Illinois Natural History Survey - University of Illinois

Yellow Bellwort


Susan Post


When March 21 appears on the calendar, I am ready for spring, with all its wildflowers, migrating warblers, and fresh new smells. I quickly head for the woods to look for my favorite wildflowers, but I am usually greeted by mud, brown leaves that cover the ground, and a gray sky. By mid-April, though, spring wildflower blooming is in full swing and one of the choicest is yellow bellwort— a touch of gold against the brown forest.

Yellow bellwort, Uvularia grandiflora, is a member of the lily family. It’s genus, Uvularia, is native (endemic) to North America and comprises five species. All are members of North America’s early spring flora. According to R. Mohlenbrock’s Vascular Flora of Illinois, our state has two species U. sessilifolia and grandiflora. The latter is found in almost every Illinois county in moist, shady, woods.

Bellwort’s common name comes from the bell-like shape of the blossoms. In Latin its scientific name Uvualaria refers to the flower, which hangs from its stalk like the human uvula from the palate. The uvula is the pendantlike, fleshy lobe in the center of the soft palate in the back of our mouths. Early herbalists thought bellwort was a cure for throat problems due to this resemblance. Grandiflora means big flower and again refers to the blossoms.

When you come upon the plant in the woods, it looks as if it needs to be watered. It has a twisted, droopy, and wilted appearance. The stem is usually branched at the top. The alternate, oblong-to-oval leaves have parallel veins. The bases of the leaves completely surround the stems, giving the appearance of the stems piercing the leaves. These are called perfoliate leaves and they are one of the best ways to identify the plant, whether it is blooming or not. It is also the only member of the lily family in Illinois to have perfoliate leaves. The six-parted bright, yellow flowers are up to 1.5 inches long with six long petals. Each plant will have four to six drooping flowers that grow at the end of an arching branch. Bellwort blooms from April to May and even when in full bloom the blossoms look almost closed. After the flowers have died, the plant continues to grow in a zigzag pattern. These clumps of leaves will remain green well into the summer.

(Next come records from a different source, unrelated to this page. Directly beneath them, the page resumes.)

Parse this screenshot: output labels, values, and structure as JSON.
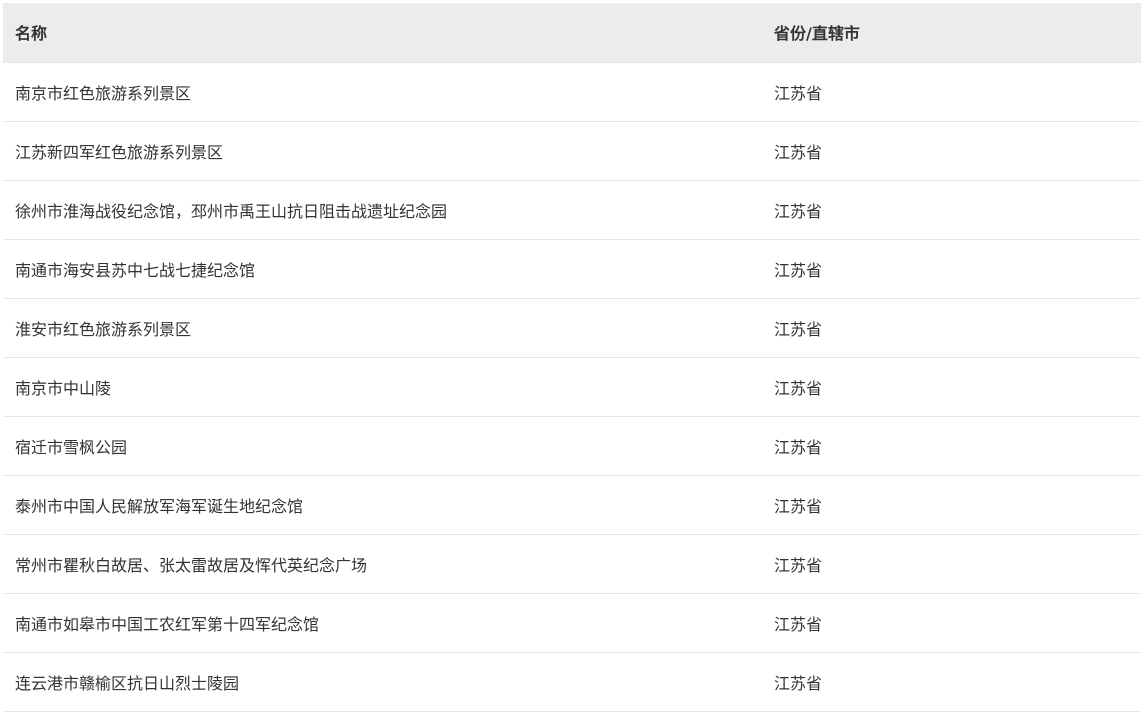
{
  "table": {
    "headers": {
      "name": "名称",
      "province": "省份/直辖市"
    },
    "rows": [
      {
        "name": "南京市红色旅游系列景区",
        "province": "江苏省"
      },
      {
        "name": "江苏新四军红色旅游系列景区",
        "province": "江苏省"
      },
      {
        "name": "徐州市淮海战役纪念馆，邳州市禹王山抗日阻击战遗址纪念园",
        "province": "江苏省"
      },
      {
        "name": "南通市海安县苏中七战七捷纪念馆",
        "province": "江苏省"
      },
      {
        "name": "淮安市红色旅游系列景区",
        "province": "江苏省"
      },
      {
        "name": "南京市中山陵",
        "province": "江苏省"
      },
      {
        "name": "宿迁市雪枫公园",
        "province": "江苏省"
      },
      {
        "name": "泰州市中国人民解放军海军诞生地纪念馆",
        "province": "江苏省"
      },
      {
        "name": "常州市瞿秋白故居、张太雷故居及恽代英纪念广场",
        "province": "江苏省"
      },
      {
        "name": "南通市如皋市中国工农红军第十四军纪念馆",
        "province": "江苏省"
      },
      {
        "name": "连云港市赣榆区抗日山烈士陵园",
        "province": "江苏省"
      }
    ]
  },
  "colors": {
    "header_bg": "#ececec",
    "row_border": "#e8e8e8",
    "text": "#333333"
  }
}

 Inside the narrow bell of the flowers is a deep, nectar-bearing groove, bordered on each side by a thick ridge. Insects that have come for the nectar sip and then back out, scraping off pollen onto their wings and backs as they leave. When they visit the next bellwort, the pollen is scraped off their wings and backs, pollinating the flowers.

Early settlers cooked the upper stem and leaves as greens. The upper stem was also used as a substitute for asparagus.

Yellow bellwort is a soon-to-be-favorite that signals spring is here. In the words of Illinois State Museum author Virginia Eifert, “…a light and airy spring flower with its gold bells twinkling through the woods when April once again is on the land.”